Department of Neuroscience, Feinberg School of Medicine, Northwestern University, Chicago, USA.
Department of Bioengineering, Imperial College London, London, UK.
Sci Rep. 2023 Aug 9;13(1):12939. doi: 10.1038/s41598-023-39108-3.
The statistical structure of the environment is often important when making decisions. There are multiple theories of how the brain represents statistical structure. One such theory states that neural activity spontaneously samples from probability distributions. In other words, the network spends more time in states which encode high-probability stimuli. Starting from the neural assembly, increasingly thought of to be the building block for computation in the brain, we focus on how arbitrary prior knowledge about the external world can both be learned and spontaneously recollected.
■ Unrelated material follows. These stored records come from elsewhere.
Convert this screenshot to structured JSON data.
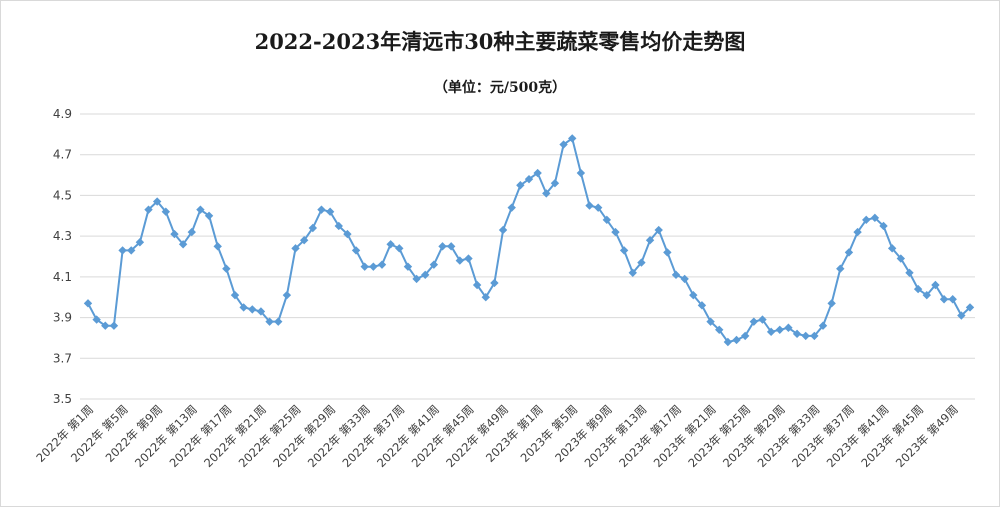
{
  "chart_data": {
    "type": "line",
    "title": "2022-2023年清远市30种主要蔬菜零售均价走势图",
    "subtitle": "（单位：元/500克）",
    "xlabel": "",
    "ylabel": "",
    "ylim": [
      3.5,
      4.9
    ],
    "yticks": [
      "3.5",
      "3.7",
      "3.9",
      "4.1",
      "4.3",
      "4.5",
      "4.7",
      "4.9"
    ],
    "grid": true,
    "legend": "none",
    "color": "#5b9bd5",
    "x_labels": [
      "2022年 第1周",
      "2022年 第5周",
      "2022年 第9周",
      "2022年 第13周",
      "2022年 第17周",
      "2022年 第21周",
      "2022年 第25周",
      "2022年 第29周",
      "2022年 第33周",
      "2022年 第37周",
      "2022年 第41周",
      "2022年 第45周",
      "2022年 第49周",
      "2023年 第1周",
      "2023年 第5周",
      "2023年 第9周",
      "2023年 第13周",
      "2023年 第17周",
      "2023年 第21周",
      "2023年 第25周",
      "2023年 第29周",
      "2023年 第33周",
      "2023年 第37周",
      "2023年 第41周",
      "2023年 第45周",
      "2023年 第49周"
    ],
    "series": [
      {
        "values": [
          3.97,
          3.89,
          3.86,
          3.86,
          4.23,
          4.23,
          4.27,
          4.43,
          4.47,
          4.42,
          4.31,
          4.26,
          4.32,
          4.43,
          4.4,
          4.25,
          4.14,
          4.01,
          3.95,
          3.94,
          3.93,
          3.88,
          3.88,
          4.01,
          4.24,
          4.28,
          4.34,
          4.43,
          4.42,
          4.35,
          4.31,
          4.23,
          4.15,
          4.15,
          4.16,
          4.26,
          4.24,
          4.15,
          4.09,
          4.11,
          4.16,
          4.25,
          4.25,
          4.18,
          4.19,
          4.06,
          4.0,
          4.07,
          4.33,
          4.44,
          4.55,
          4.58,
          4.61,
          4.51,
          4.56,
          4.75,
          4.78,
          4.61,
          4.45,
          4.44,
          4.38,
          4.32,
          4.23,
          4.12,
          4.17,
          4.28,
          4.33,
          4.22,
          4.11,
          4.09,
          4.01,
          3.96,
          3.88,
          3.84,
          3.78,
          3.79,
          3.81,
          3.88,
          3.89,
          3.83,
          3.84,
          3.85,
          3.82,
          3.81,
          3.81,
          3.86,
          3.97,
          4.14,
          4.22,
          4.32,
          4.38,
          4.39,
          4.35,
          4.24,
          4.19,
          4.12,
          4.04,
          4.01,
          4.06,
          3.99,
          3.99,
          3.91,
          3.95
        ]
      }
    ]
  }
}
We present a model based upon learning the inverse of the cumulative distribution function. Learning is entirely unsupervised using biophysical neurons and biologically plausible learning rules. We show how this prior knowledge can then be accessed to compute expectations and signal surprise in downstream networks. Sensory history effects emerge from the model as a consequence of ongoing learning.
环境的统计结构在决策时通常很重要。大脑如何表示统计结构有多种理论。其中一种理论指出,神经活动会自发地从概率分布中抽样。换句话说,网络会在编码高概率刺激的状态下花费更多时间。从越来越被认为是大脑计算基础的神经集合开始,我们专注于如何学习和自发回忆关于外部世界的任意先验知识。我们提出了一个基于学习累积分布函数逆的模型。使用生物物理神经元和合理的学习规则进行完全无监督的学习。我们展示了如何访问这些先验知识,以便在下游网络中计算期望和信号惊喜。作为持续学习的结果,模型中出现了感觉历史效应。